Linking young children’s teaching to their reasoning of mental states: Evidence from Singapore

Linking young children’s teaching to their reasoning of mental states: Evidence from Singapore

October 7, 2022
Photo: ‘Kindergarten Singapore Math’, Kindergarten Singapore Math, Flickr

7 October is Children’s Day in Singapore. Children learn from others not only through direct experiences but also verbal testimony. Verbal testimony takes place in a human information-sharing system, requiring children to consume given information and produce information for others, the latter of which is teaching. Western studies have shown that children engaging in teaching activities tend to use more sophisticated verbal teaching strategies (e.g., making contrasts) if they are better at inferring their learners’ knowledge states from learners’ mistakes.

In ‘Linking young children’s teaching to their reasoning of mental states: Evidence from Singapore’ (Journal of Experimental Child Psychology, 2021), Ms Nina Ni Ye (NUS Psychology), Professor Gail D Heyman (University of California, San Diego), and Assistant Professor Xiao Pan Ding (NUS Psychology) investigated links between children’s teaching abilities and their developing theory of mind (ToM) abilities in a non-Western sample. They found that both false belief understanding and the ability to make mental state inferences in a teaching context were associated with effective teaching.

The researchers engaged 49 four- to six-year-old Singaporean children in an experiment. The children were to teach learners how to play a game, the goal of which was to strategically hide stickers in order to win prizes. Effective teaching requires the participants to adjust their teaching strategies based on cues about learners’ knowledge level and information about their opponents. The researchers examined children’s teaching ability according to whether they engaged in elaborative teaching strategies and adjusted them according to cues about the knowledge of the learner. The study also included detailed measures of how the children understood their own and others’ mental states.

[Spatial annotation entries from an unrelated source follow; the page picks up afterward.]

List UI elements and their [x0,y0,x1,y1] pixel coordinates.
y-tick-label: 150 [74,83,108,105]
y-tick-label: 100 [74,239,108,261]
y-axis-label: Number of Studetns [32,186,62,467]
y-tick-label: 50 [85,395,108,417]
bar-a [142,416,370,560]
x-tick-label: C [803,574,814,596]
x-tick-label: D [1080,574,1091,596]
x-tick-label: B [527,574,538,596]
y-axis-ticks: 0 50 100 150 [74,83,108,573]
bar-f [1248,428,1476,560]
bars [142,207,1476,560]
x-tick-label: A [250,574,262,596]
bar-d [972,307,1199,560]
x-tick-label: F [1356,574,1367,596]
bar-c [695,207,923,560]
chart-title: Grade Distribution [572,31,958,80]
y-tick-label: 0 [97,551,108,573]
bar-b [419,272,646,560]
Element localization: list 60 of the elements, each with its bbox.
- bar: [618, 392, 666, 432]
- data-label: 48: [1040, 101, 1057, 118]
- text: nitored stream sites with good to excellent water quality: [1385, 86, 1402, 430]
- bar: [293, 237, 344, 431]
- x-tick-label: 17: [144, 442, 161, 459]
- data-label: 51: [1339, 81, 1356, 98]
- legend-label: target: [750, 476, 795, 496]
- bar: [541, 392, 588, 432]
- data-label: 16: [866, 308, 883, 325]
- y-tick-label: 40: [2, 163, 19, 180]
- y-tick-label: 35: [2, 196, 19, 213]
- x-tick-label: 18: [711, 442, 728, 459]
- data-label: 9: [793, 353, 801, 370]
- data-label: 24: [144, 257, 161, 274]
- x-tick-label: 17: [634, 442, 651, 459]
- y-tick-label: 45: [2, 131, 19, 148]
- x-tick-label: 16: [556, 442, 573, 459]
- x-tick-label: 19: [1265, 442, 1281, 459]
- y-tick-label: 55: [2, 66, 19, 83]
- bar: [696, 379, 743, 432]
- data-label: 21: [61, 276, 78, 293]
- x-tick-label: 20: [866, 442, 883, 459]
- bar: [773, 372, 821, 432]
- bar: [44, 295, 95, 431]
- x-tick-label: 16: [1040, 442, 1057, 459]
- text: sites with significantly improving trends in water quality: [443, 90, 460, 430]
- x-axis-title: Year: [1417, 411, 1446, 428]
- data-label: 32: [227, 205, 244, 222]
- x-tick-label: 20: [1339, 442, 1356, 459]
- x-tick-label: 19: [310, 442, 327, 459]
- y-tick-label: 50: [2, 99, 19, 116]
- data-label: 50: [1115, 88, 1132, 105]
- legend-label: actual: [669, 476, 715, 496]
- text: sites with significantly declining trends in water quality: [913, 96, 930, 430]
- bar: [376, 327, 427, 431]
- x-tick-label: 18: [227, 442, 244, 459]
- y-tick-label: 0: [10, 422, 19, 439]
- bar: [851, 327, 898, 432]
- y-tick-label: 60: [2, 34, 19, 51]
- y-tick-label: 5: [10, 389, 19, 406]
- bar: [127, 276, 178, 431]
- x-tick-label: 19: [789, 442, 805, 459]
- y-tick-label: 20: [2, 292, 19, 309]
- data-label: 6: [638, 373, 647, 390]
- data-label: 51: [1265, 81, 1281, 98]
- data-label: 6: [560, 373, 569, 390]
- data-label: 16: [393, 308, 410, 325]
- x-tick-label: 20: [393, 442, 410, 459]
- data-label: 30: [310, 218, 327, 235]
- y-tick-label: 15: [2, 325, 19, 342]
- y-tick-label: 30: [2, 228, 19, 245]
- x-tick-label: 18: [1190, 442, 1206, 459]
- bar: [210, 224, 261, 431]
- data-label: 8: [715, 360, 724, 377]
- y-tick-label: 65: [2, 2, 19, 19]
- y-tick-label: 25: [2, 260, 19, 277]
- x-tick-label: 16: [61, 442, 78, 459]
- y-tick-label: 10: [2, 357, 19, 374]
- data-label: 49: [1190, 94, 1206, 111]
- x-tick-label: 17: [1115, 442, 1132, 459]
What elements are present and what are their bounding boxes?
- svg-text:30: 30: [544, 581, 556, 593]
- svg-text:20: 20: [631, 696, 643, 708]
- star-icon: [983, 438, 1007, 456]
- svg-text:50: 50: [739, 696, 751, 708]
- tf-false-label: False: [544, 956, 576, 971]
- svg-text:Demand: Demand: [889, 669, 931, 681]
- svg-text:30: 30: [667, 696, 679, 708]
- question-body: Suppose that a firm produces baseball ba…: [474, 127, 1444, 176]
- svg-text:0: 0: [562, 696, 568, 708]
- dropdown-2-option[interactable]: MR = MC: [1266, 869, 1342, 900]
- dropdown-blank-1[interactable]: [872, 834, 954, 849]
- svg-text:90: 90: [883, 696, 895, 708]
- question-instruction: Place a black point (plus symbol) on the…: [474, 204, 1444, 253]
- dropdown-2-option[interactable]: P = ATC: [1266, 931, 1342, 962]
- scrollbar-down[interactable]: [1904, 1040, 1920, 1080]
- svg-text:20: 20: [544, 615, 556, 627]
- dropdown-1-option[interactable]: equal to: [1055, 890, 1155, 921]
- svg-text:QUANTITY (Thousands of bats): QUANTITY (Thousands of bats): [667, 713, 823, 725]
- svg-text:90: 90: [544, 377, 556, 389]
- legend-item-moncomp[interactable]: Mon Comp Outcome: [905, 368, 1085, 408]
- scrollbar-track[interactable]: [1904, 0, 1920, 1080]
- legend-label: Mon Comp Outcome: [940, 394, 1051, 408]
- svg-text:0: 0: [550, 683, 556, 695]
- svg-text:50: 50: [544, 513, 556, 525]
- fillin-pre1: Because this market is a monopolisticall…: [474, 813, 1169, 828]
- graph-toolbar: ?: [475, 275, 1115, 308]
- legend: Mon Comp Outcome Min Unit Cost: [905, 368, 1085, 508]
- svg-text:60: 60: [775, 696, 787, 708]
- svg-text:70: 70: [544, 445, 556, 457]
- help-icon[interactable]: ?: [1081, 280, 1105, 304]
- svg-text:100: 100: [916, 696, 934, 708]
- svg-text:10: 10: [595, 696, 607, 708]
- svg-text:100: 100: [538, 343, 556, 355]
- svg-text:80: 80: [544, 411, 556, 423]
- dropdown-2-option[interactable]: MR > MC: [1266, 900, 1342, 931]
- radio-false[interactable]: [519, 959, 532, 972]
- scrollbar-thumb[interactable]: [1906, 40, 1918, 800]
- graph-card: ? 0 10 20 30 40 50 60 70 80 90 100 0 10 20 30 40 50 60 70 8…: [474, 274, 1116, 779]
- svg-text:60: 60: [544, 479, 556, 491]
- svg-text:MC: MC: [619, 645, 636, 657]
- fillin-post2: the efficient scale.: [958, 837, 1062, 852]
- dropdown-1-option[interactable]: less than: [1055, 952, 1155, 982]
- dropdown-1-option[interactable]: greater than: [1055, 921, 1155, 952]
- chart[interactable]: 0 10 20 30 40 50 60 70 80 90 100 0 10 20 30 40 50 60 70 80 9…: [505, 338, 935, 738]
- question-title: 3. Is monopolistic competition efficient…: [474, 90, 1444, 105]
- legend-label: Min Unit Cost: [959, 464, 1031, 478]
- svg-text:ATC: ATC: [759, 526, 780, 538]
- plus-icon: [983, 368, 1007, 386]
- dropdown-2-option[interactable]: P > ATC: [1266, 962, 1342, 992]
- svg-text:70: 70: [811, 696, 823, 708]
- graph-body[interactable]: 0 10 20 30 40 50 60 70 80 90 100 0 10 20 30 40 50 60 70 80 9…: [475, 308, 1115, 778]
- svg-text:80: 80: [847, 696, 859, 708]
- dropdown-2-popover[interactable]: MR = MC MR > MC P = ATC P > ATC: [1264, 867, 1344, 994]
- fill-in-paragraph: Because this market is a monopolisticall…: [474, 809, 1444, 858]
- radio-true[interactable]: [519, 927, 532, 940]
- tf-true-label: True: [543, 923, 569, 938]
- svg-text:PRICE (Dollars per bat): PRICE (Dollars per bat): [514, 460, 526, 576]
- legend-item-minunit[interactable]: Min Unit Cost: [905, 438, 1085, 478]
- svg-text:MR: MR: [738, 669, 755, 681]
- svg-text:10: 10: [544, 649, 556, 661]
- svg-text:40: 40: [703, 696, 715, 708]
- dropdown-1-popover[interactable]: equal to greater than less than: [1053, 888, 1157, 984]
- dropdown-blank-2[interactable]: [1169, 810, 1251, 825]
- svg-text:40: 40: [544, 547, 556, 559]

The researchers found that the ability to apply teaching-specific mental state inferences in a teaching context was associated with more elaborative teaching strategies, even after controlling for children’s age and language ability. Moreover, links between more general explicit ToM capacities and teaching ability existed only in relation to false belief understanding (one type of ToM capacity). Specifically, false belief understanding was associated with elaborative teaching strategy. The location false belief task (whether children can infer that another person does not know the location of the sticker that the children know), but not the contents false belief task (whether children can infer that another person does not know something that the children know), was associated with children’s teaching ability. The researchers postulated that this was because the location false belief task required children to trace the mental states of different people, whereas the contents false belief task merely required a recognition of knowledge differences between oneself and another person.

Finally, the researchers pointed out that more research is needed to determine whether the findings will vary according to cultural differences. Future work should also address the development of nonverbal cues in teaching such as eye gaze. There could also be other earlier developing ToM skills that contribute to children’s capacity to teach others.